I more or less agree: it's a delusion when the symptom is used (inaccurately) to provide evidence for a counterfactual statement. If a patient argues that his pain means he must have an arm there, and it's just invisible and intangible, that's delusional limb pain. Similarly, those who experience the sensation of itching under the skin and argue the sensation is sufficient evidence for the presence of a foreign substance despite biopsies showing no such irritants are delusional - and those who experience the sensation of itching under the skin and who are infected with filaria, for example, are

(gah)

...are not delusional.

jen_m, The statement was quite clear, "the person suffering from the pain does not believe that the pain is really there". I understand that may have been sloppy speech and I am only trying to be a little bit smart-alecky.

It seems to me the underlying symptom is the sensation of itching and the creepy-crawly feelings in the skin just like the symptom of phantom limb pain is the sensation of pain.
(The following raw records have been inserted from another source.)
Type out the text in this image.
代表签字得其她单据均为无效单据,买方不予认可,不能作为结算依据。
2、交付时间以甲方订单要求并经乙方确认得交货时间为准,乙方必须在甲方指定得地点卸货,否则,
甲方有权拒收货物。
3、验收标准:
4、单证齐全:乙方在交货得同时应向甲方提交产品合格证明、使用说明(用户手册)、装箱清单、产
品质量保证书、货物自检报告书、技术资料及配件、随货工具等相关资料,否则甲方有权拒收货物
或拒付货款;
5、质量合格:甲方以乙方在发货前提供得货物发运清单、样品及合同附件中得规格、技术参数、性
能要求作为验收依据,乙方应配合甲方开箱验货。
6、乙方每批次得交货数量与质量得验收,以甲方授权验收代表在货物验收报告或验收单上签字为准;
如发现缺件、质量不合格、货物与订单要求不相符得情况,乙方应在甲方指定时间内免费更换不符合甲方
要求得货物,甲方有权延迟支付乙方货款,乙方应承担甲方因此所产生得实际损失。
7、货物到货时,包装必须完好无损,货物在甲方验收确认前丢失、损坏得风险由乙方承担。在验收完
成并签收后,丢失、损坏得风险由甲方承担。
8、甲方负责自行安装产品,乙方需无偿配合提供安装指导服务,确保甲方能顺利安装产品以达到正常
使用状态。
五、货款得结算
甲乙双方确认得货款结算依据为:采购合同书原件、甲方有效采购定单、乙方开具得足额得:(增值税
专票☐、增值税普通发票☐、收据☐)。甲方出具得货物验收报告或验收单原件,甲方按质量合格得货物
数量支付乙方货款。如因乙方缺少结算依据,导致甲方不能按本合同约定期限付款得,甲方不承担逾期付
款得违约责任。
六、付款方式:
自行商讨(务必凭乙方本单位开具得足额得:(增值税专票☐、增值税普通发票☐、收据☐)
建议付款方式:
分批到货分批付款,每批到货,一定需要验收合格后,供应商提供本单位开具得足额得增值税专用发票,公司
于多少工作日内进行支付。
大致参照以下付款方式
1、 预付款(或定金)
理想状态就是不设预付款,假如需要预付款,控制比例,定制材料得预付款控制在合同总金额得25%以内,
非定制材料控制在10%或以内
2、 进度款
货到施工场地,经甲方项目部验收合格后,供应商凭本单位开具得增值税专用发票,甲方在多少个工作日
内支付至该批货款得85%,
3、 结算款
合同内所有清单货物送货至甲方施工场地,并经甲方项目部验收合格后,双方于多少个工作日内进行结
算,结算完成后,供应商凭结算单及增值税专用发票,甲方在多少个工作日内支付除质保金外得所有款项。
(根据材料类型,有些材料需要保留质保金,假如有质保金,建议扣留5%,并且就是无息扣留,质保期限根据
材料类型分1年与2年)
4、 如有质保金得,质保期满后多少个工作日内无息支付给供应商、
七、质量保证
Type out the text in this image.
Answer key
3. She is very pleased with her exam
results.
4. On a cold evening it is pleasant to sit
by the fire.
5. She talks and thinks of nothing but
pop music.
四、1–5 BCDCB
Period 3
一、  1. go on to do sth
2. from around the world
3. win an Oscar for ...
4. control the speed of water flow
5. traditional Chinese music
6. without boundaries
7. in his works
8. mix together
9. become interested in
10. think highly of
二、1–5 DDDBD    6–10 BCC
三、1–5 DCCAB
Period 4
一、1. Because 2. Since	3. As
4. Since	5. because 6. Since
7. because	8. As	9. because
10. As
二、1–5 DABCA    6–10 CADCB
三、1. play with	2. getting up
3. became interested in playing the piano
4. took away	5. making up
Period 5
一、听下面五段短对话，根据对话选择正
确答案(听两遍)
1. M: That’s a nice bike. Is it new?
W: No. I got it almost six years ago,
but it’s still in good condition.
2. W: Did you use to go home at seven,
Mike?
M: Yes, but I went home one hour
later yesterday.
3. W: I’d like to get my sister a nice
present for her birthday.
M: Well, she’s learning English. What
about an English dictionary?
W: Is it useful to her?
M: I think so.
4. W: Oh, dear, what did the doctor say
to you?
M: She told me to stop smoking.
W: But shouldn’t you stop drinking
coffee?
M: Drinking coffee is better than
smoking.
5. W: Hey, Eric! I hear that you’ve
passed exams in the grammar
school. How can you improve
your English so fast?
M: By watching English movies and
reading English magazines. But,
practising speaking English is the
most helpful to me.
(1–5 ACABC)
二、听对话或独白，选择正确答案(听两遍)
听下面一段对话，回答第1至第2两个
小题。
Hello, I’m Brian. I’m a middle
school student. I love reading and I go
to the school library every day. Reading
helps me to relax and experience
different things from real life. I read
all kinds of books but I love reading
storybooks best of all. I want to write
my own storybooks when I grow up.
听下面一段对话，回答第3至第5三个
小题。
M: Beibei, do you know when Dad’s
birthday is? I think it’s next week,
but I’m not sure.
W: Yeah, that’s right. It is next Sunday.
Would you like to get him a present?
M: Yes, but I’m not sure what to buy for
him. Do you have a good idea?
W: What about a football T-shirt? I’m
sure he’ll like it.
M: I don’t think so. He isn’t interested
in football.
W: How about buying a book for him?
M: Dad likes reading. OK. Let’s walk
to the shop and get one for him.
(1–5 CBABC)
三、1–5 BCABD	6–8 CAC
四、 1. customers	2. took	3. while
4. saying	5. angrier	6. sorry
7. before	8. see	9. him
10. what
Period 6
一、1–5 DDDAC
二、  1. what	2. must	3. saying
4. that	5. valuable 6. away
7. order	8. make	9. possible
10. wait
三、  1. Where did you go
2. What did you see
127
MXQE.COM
Showing a person that they don't have a limb doesn't make phantom limb pain go away. Showing someone they don't have parasites doesn't make those sensations go away either.

I suspect there are a lot of very compelling evolved pathways to impute sensations of movement in the skin to the presence of parasites. Our ancestors evolved in parasite rich environments. There are likely multiple and redundant pathways to detect parasites. The compulsion to act as if there are parasites present may not be solely under cognitive control. If so, it would be wrong to attribute some of these as being "in the mind". Reflexes are not "in the mind". Sensations of pain are not "in the mind" either.

When parasites are ruled out by biopsy, the cause of the symptoms remains unidentified. The most effective treatment is likely to be an SSRI. SSRIs can be quite effective for itch. Mast cells are triggered by serotonin. My presumption is that the SSRI changes the sensitivity of the mast cells to being triggered. The effectiveness of SSRIs may have nothing to do with any effects on the CNS.